Sunday, September 30, 2012
I am one who believes that out of difficulty comes opportunity.
Take canning. I'm not an expert canner. I taught myself how to can with a worn Better Homes and Gardens cookbook and the sheet of instructions that come in the little boxes of Sure-Jell. And I'll admit, I'm still surprised when I hear the cans pop, shocked that after all that processing and boiling, it actually worked.
My canning experience is limited to pickles, applesauce, jam, and a bad batch of green beans. Apparently, you must use a pressure cooker to can beans properly...at least that's what I deduced from the nose wrinkle I got from my mom after explaining how I processed them. Despite the bean debacle, I'm usually pretty successful with my other canning experiments, but there is occasionally a jar that doesn't seal or a jar of jam that's a little too runny. That's when it's time to get creative.
Unsealed jars just go into the fridge rather than the pantry shelf to get consumed immediately. But that runny jam - everyone will tell you that it's a great topping for pancakes and ice cream, but honestly I don't like fruity stuff on my pancakes, and I'll usually grab the chocolate sauce for my ice cream before the jam jar.
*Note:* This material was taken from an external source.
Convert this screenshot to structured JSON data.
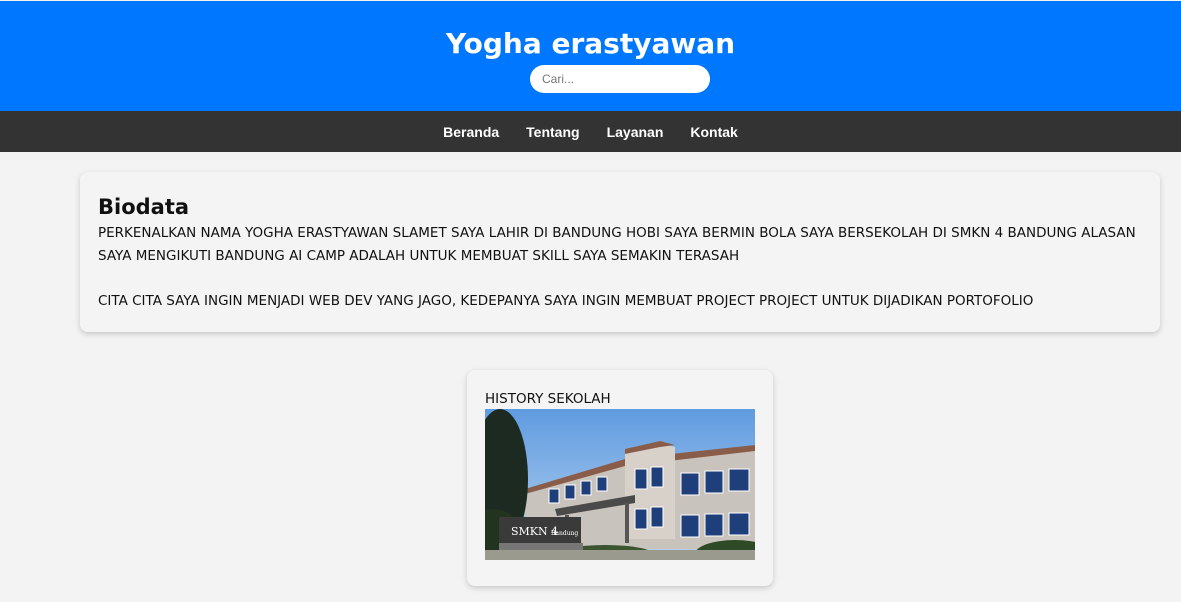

I could use that jam as a basting agent for game birds, and a little bit of liquidy jam shaken with oil and vinegar makes an amazing salad dressing. However, most often to use up jam that doesn't set, I turn to my blender and resort back to my favorite way to use up bits of fruit and dairy: make popsicles.
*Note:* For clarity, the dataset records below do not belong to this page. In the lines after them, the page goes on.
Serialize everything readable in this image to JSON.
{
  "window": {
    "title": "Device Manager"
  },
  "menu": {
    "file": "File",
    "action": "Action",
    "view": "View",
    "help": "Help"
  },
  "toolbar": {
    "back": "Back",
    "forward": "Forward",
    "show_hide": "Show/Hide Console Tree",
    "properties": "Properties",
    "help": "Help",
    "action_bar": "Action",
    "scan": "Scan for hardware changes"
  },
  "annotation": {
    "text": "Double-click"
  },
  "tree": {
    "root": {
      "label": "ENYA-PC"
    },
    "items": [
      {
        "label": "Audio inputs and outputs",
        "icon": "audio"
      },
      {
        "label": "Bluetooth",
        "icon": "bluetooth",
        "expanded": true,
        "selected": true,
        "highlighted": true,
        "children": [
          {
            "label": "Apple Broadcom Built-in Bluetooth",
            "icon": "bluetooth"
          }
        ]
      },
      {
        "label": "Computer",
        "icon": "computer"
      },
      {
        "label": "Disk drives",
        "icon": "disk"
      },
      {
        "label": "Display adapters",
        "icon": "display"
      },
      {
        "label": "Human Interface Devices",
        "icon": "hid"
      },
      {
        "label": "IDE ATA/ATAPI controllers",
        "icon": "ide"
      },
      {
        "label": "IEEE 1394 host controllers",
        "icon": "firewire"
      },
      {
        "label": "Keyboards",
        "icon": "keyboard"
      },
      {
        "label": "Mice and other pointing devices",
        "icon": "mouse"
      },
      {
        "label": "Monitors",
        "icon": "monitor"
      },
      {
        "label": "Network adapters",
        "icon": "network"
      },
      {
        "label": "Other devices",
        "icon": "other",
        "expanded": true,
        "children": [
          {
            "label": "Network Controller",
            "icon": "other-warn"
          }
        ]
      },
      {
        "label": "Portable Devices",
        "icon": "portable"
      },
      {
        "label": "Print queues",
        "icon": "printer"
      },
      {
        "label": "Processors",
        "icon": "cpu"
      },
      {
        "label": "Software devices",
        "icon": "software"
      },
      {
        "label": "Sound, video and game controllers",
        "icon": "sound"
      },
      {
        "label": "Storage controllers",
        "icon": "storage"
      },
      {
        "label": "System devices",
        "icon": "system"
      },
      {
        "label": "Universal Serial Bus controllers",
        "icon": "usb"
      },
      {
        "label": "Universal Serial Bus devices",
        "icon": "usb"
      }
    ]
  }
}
You'll notice Ben is wearing a jacket in the photo. It's getting a little cooler out, and this is probably our last batch of popsicles for the season (the rest of my jam set up just fine). With fall underway, we're moving away from the fruitastic days of summer and into our season of squash, pheasant, apples, and the heartier stuff of autumn. As the weather gets colder, the popsicle molds will keep moving farther and farther back in the kitchen cabinet, awaiting the first burst of berries next summer.
When it comes to popsicles, I encourage you to just dig around your fridge, freezer, and pantry and start experimenting. I typically find one or two fruity items (jam, pureed fruit, juice) and one or two dairy items (yogurt, milk, ice cream), blend, taste, and freeze. But for the formal recipe lover in all of us, here's a basic recipe.
1/2 cup unset jam (or add a bit of water to regular jam to make it runny)
1/2 cup Greek yogurt (I looooove full fat Greek yogurt, but fat free is easier to find)
Juice, milk, or water as needed to make it pourable
Blend jam, yogurt and liquid together. Taste it for sweetness and adjust as needed. Pour into popsicle molds. Freeze until set.